Thursday, June 15, 2006

MySpace or Bad Parenting?

I'm sure that by now you've heard about Katherine Lester, the 16-year-old who lied to her parents about needing a passport for a trip to Canada, then hopped on a plane for Jordan to meet and marry 20-year-old Abdulla Jinzawi, some guy she met on MySpace.com. If you don't already know, MySpace is popular on-line social network for teenagers.

I don't know who is more stupid here, Katherine or her parents. I know teenagers think they know everything while being amazingly naive, but this takes the cake. According to the latest news on this story, Family of Mideast Man Upset By MySpace Teen Bride's No-Show, she was supposed to sign a marriage contract as soon as she got off the plane, convert to Islam (wear a head covering, etc.), and live with Abdulla and his family in Jericho. This girl clearly has no idea of the cultural and religious mores that she would be expected to live by, or the danger of simply being an American in the Middle East. (Disclaimer: I know not all Muslims are terrorists; I know that not all Muslim/Middle Eastern cultures treat women as property/second class citizens; however, life in Jericho would be very different than life in Michigan and Katherine probably doesn't realize how difficult returning to the US might be if she changes her mind later).

Katherine's parents and family are stunned. They had no idea what she was planning, or how she could simply get on a plane and end up in the Middle East. Duh. Flying doesn't have an age requirement. Aren't they more concerned about where she got the money for the ticket and hotels? Didn't they know what she was doing on the Internet and who she was talking to? I know that since I'm not a parent some people will say I don't have right to criticize, that parents can't watch their kids every minute, etc. Based on observations of my friends with children, I beg to differ. Parents can and should know what web sites their kids are visiting and who they are talking to.

Katherine's parents obviously didn't do that. They must have also missed the April 9 episode of Dateline: MySpace Invader: A police detective shows teens and their parents that they're not as safe on MySpace as they think. They also clearly never visited MySpace, nor read its Safety Tips for users or Tips for Parents (which includes a link to remove their child's profile from MySpace).

If Katherine's stupidity was unbelievable, her parents' was even worse. No wonder the family is hiding from the media! All I know is this: if she belonged to one of my friends (or my brother!) she'd never be allowed to use the Internet again.

7 comments:

amanda. said...

Hey, hey, HEY! MySpace is a popular on-line social network for internet junkies. Most of your students are also on MySpace, and I haven't been a teenager for 3 years now! :o)

The Cat Bastet said...

True. After seeing that Dateline episode I guess I've been thinking of it in terms of teenage users.

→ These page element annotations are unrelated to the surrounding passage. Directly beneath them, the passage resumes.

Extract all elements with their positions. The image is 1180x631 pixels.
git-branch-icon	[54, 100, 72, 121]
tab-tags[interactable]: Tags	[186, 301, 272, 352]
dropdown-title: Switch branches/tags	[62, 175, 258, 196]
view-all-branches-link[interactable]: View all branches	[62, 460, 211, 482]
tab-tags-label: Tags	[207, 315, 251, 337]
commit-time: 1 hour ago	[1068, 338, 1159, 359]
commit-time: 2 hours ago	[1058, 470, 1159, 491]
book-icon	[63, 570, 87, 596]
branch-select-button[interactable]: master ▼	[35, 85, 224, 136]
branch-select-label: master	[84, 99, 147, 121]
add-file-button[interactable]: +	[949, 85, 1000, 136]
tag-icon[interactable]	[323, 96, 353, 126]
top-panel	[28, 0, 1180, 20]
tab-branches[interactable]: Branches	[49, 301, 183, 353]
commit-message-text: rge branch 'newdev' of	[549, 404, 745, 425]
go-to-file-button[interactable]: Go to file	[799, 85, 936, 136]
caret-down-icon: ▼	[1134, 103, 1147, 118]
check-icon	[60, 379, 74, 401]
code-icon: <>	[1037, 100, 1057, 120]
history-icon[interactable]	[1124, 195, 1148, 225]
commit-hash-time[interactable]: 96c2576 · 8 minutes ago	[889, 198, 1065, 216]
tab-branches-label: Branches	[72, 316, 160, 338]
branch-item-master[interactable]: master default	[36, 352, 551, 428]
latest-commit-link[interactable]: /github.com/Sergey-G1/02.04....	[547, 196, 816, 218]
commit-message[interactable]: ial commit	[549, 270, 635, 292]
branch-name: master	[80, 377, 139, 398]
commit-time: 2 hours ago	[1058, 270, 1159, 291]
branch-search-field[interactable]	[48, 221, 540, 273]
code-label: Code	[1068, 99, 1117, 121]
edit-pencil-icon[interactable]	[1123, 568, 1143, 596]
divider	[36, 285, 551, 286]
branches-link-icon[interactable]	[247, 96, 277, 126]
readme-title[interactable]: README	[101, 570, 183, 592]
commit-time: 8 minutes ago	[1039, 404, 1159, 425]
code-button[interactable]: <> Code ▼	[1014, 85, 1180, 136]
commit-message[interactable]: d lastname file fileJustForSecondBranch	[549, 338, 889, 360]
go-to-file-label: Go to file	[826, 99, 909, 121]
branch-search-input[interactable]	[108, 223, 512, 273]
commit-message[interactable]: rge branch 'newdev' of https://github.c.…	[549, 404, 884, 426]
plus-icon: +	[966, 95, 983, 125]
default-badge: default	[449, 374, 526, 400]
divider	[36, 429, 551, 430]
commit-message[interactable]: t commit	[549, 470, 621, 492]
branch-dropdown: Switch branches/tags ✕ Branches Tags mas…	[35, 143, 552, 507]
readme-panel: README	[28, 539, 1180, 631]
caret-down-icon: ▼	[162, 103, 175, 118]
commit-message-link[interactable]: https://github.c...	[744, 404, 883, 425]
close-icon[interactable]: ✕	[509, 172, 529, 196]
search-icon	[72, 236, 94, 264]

Since you use it, maybe you can answer a question for me. I know you have to be 14 to use it, but does MySpace verify that in any way?

MySpace, Facebook, blogs... it's a wonder we get any work done!

dr/tbb said...

I found it interesting how, in the account I read, no mention was made of the parents being divorced. The article did mention they lived apart from each other, which makes it possible they are only separated, but my suspicions are aroused as to whether the article itself simply did not wish to convey any association of divorce (or for that matter, separation) with subsequent child-rearing difficulties.

The Cat Bastet said...

Interesting. I hadn't thought about the divorce element.

Did you see the story in the Flint Journal last weekend about the parents who DO monitor their kids' MySpace accounts?

dr/tbb said...

Didn't see the story in the Flint Journal, but there is a column by Debbie Schlussel today dealing with Muslim marriage scams:
http://www.debbieschlussel.com/archives/2006/06/ticket_to_ride.html

The Cat Bastet said...

Thanks, dr/tbb! I hadn't seen Debbie Schlussel's blog before, but I added a link to it in my June 21 post "How NOT To Start a Life Together."

Based on the bit of Debbie Schlussel's bio and blog I read today, I approve.

dr/tbb said...

Yet another story, yesterday, about Katherine Lester's appearance in court, by the Associated Press ("Court Won't Supervise MySpace Teen"), and again the "d" word is nowhere to be found. Again it can be gleaned that the parents live in separate residences, but even the "s" word (separation) does not appear. The reach of political correctness apparently extends farther than I had realized. Perish the thought, that divorce could possibly have any effect on children's behavior!